Akhirnya kami memutuskan tidak menggunakan lampu sama sekali di garasi.
Suatu ketika seorang teman bapak yang bisa melihat hal ghaib mampir ke rumah dan ia berkata di beberapa tempat dirumah kami ada yang menempati.
Yang cukup jelas ada di di sumur tapi teman bapak tidak bilang mengenai wujudnya. Ia hanya menyuruh memasukan ikan di sumur itu dan kami mengikuti saranya.
Entah apa alasanya Mbak Idah tidak pernah mau bila ditinggal sendirian di rumah, dia juga tidak pernah mau menggunakan kamar mandi belakang.

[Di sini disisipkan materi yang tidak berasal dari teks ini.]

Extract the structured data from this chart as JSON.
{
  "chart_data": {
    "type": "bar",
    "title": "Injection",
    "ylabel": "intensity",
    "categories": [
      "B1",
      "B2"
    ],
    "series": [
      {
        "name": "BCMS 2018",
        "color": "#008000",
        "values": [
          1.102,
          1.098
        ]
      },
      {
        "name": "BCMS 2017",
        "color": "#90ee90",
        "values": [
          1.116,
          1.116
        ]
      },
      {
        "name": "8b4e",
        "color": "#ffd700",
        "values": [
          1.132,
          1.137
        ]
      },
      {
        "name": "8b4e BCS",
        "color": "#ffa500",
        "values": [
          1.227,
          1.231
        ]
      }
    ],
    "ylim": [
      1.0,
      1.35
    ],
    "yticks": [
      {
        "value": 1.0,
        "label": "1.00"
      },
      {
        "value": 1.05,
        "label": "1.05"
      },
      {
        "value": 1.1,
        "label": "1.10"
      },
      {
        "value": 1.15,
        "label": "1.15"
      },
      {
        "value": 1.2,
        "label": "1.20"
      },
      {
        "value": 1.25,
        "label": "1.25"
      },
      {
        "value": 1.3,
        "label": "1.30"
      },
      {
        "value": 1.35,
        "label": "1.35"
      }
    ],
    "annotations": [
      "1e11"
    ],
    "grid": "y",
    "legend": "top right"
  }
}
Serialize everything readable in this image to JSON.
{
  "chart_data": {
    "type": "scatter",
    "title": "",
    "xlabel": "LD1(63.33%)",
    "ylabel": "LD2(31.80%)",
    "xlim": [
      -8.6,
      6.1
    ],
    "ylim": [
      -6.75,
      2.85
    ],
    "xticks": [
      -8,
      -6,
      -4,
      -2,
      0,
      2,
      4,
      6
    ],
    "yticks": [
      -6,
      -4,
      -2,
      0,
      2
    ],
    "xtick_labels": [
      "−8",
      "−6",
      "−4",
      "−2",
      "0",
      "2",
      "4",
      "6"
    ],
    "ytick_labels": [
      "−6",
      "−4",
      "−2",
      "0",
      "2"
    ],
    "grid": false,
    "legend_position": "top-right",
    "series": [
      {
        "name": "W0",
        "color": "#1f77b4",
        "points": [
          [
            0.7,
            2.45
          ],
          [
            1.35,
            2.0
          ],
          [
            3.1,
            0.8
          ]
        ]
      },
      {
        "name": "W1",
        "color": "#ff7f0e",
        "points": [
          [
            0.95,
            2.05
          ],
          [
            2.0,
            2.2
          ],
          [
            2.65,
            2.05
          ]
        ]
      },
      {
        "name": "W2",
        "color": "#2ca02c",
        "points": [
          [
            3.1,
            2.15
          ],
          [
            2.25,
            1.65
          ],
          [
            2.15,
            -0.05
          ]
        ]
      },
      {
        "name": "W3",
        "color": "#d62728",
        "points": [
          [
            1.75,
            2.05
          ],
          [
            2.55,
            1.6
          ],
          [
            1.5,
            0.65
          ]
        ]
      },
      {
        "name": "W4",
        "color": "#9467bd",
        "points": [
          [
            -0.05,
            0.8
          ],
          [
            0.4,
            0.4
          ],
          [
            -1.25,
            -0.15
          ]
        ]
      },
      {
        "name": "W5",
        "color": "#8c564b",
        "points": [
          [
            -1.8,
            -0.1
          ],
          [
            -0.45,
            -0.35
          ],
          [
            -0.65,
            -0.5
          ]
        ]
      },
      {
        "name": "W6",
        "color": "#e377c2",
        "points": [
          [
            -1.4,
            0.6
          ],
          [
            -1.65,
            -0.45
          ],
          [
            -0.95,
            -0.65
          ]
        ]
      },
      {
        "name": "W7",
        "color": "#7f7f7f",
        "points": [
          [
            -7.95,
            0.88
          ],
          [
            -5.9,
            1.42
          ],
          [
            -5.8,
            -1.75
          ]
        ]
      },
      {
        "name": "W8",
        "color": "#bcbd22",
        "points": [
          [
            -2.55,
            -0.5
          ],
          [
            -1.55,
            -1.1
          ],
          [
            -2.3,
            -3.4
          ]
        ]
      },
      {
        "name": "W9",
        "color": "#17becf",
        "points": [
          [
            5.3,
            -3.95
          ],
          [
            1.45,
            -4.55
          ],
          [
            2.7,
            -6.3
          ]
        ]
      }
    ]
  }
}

Alasanya karena takut. Tapi dia tidak pernah mau menjelaskan ia takut karena apa.
Sampai akhirnya suatu saat mbak idah minta pulang dengan alasan kangen anaknya yang ada di desa. Kami berusaha mengerti keinginanya dan mengantarkanya kembali ke desanya di kabupaten Malang.
Jaman itu daerah rumah mbak idah masih sepi. Hanya hutan-hutan dan sawah sawah yang terlihat sepanjang perjalanan. Jarak dari satu rumah ke rumah lainpun saling berjauhan.
Kami sampai di rumah Mbak Idah sekitar jam tujuh malam. Sehingga kami memutuskan untuk tidak lama berada di sana dan segera kembali ke kota malang.
Karena sudah malam, aku yang saat itu masih kecil tertidur saat perjalanan pulang.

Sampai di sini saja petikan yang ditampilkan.